Happy Valentine’s day. I’d like to issue the following apology to every woman I’ve ever dated:

I am sorry for casting you as the love interest in my movie.

● ● ●

For most of my life, my understanding of how romance was supposed to work was centered around four archetypal characters: let’s call them

  • the Jock,
  • the Cheerleader, 
  • the Nice Guy, and 
  • the Nice Girl.

All of these characters are white. The Jock and the Cheerleader are blonde and the Nice Guy and Nice Girl aren’t. The Jock and the Cheerleader start out dating each other and bullying the Nice Guy and / or the Nice Girl. The Nice Guy and Girl gradually fall for each other even though the Nice Guy is kind of a goofy dork, and maybe something bad happens to the Nice Girl and the Nice Guy rescues her from it, and then happily ever after or something. Along the way maybe the Jock and the Cheerleader break up because they deserved it.

I believed that it was my job to

  • never be the Jock (because he’s Bad / superficial / popular / cares about looks / cares about sports and being physically strong / too masculine),
  • never pursue the Cheerleader (because she’s Bad / superficial / popular / cares about looks / cares about being sexy / too feminine),
  • aim to become the Nice Guy (because he’s Good / not popular / sensitive and emotional / looks beyond physical appearance), and
  • aim to “win” the Nice Girl (because she’s Good / not popular / sensitive and emotional / appreciates the Nice Guy).

I also believed that as long as I stuck to this script, my relationships would basically work out fine and I would get my happily ever after. Needless to say, that is not what happened.

I didn’t understand for the longest time how the thing I was doing to my partners was taking me out of contact with them; I couldn’t see them for who they were because I was too busy seeing them as the role I wanted them to play in the story of my life. Even when I was trying to be emotionally sensitive and understanding, in large part it was driven by my need to perform my own role, the emotionally sensitive Nice Guy boyfriend.

(Separately, refusing to be the Jock held me back in a lot of ways, that’s a whole other post: it’s the reason I was not supposed to care about fashion or fitness, and also the reason I was not supposed to ever openly exhibit sexual desire.)

My edge right now is being fully present with a woman, experiencing attraction and affection for her if that’s what’s there, without making it the opening scene of anything, without layering over the moment a tired narrative that draws me into old patterns and blinds me to the full humanity of the person in front of me and the connection we’re sharing.

Representasian

(crossposted from Facebook)

I used to pay basically no attention to representation in the media as a problem, because it didn’t seem to me that lack of asian representation was holding me back personally in any way. If anything – and I thought this very, very quietly, all to myself – it seemed to me that being held back by lack of representation was in some sense a weakness.

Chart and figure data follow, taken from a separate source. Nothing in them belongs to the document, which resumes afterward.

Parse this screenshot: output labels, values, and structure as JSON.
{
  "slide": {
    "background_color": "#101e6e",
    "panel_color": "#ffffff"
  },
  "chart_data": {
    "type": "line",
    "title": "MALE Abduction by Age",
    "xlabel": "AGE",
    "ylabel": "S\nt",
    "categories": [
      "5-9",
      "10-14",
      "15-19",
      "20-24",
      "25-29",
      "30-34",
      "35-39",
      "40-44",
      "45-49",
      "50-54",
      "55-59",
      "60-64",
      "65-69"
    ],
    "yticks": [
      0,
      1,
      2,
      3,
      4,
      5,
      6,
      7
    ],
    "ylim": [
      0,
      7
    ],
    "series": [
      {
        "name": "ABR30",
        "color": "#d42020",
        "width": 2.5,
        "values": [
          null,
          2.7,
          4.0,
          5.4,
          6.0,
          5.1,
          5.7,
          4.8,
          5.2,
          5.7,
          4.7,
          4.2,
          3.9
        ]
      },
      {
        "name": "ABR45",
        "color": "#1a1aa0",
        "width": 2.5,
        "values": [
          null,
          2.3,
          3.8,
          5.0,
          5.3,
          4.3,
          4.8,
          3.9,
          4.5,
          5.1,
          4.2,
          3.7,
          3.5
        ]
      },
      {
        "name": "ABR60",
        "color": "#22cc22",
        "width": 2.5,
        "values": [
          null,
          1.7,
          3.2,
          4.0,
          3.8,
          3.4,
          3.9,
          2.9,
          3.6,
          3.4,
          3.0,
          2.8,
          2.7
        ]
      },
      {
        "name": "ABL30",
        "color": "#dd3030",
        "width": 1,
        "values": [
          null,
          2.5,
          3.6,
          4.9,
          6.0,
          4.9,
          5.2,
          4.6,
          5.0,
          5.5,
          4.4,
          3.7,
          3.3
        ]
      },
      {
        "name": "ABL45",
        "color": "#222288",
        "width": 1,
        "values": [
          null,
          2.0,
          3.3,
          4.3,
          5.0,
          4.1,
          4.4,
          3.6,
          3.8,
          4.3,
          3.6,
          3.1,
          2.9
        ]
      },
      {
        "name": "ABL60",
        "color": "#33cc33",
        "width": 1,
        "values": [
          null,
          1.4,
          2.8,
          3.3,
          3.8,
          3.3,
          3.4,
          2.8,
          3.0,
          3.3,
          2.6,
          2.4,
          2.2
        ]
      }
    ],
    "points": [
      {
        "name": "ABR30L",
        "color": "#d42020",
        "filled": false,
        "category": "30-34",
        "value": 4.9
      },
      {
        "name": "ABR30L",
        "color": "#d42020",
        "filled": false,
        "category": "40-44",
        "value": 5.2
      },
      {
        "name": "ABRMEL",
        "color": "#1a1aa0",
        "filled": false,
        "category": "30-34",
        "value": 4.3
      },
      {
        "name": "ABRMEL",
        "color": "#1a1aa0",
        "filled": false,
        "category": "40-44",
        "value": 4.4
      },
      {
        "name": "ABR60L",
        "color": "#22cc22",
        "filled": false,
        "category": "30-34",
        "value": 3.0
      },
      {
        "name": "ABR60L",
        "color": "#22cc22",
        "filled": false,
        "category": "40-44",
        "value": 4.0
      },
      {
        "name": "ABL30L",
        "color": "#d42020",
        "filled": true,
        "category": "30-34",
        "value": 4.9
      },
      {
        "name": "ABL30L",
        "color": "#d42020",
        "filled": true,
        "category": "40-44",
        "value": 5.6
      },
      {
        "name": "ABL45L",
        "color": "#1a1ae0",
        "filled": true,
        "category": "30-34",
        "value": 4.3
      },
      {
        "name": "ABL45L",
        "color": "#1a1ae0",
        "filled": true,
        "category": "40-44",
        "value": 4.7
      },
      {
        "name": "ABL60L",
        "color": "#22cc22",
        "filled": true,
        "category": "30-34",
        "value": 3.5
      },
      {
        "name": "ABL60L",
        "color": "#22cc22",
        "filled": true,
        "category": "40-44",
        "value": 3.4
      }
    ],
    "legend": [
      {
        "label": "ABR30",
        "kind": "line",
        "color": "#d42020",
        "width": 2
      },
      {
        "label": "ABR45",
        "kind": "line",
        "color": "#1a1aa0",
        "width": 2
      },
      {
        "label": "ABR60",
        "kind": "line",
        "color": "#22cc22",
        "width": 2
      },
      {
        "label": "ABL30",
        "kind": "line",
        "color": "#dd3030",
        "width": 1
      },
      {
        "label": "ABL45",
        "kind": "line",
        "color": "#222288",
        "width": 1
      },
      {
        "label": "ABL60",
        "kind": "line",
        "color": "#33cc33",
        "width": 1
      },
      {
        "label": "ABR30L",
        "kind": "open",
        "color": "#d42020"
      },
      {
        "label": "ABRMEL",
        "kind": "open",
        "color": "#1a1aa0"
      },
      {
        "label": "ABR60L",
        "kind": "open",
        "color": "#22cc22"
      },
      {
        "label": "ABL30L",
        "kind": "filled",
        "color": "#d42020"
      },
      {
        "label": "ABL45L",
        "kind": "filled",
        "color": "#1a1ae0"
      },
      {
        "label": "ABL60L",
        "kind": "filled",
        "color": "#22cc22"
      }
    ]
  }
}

I was completely wrong, but I couldn’t see the problem for years because it was so embedded in my background assumptions about reality that I never thought to question it. Here is what I have come to realize:

I never saw someone who looked like me as a romantic lead growing up (the closest I got was Jackie Chan in Rush Hour, which, come on). I have always carried with me a pervasive fear that I in particular am, and asian men in general are, fundamentally ugly and undeserving of love. And these two facts are probably related.

I have been surprised by almost every relationship I ended up in. On some level, I never understood what my partners saw in me. I felt lucky. That sounds almost romantic, but actually it consistently fed in me a growing desperate conviction that I had to get the relationship exactly right because it might be my last chance. I couldn’t help being ugly, but maybe I could make up for it by being the perfect mix between a Disney prince and a romantic comedy lead. That went okay, sometimes; it even led to some beautiful moments, which I don’t regret. But it never lasted, because the desperation underneath always shone through.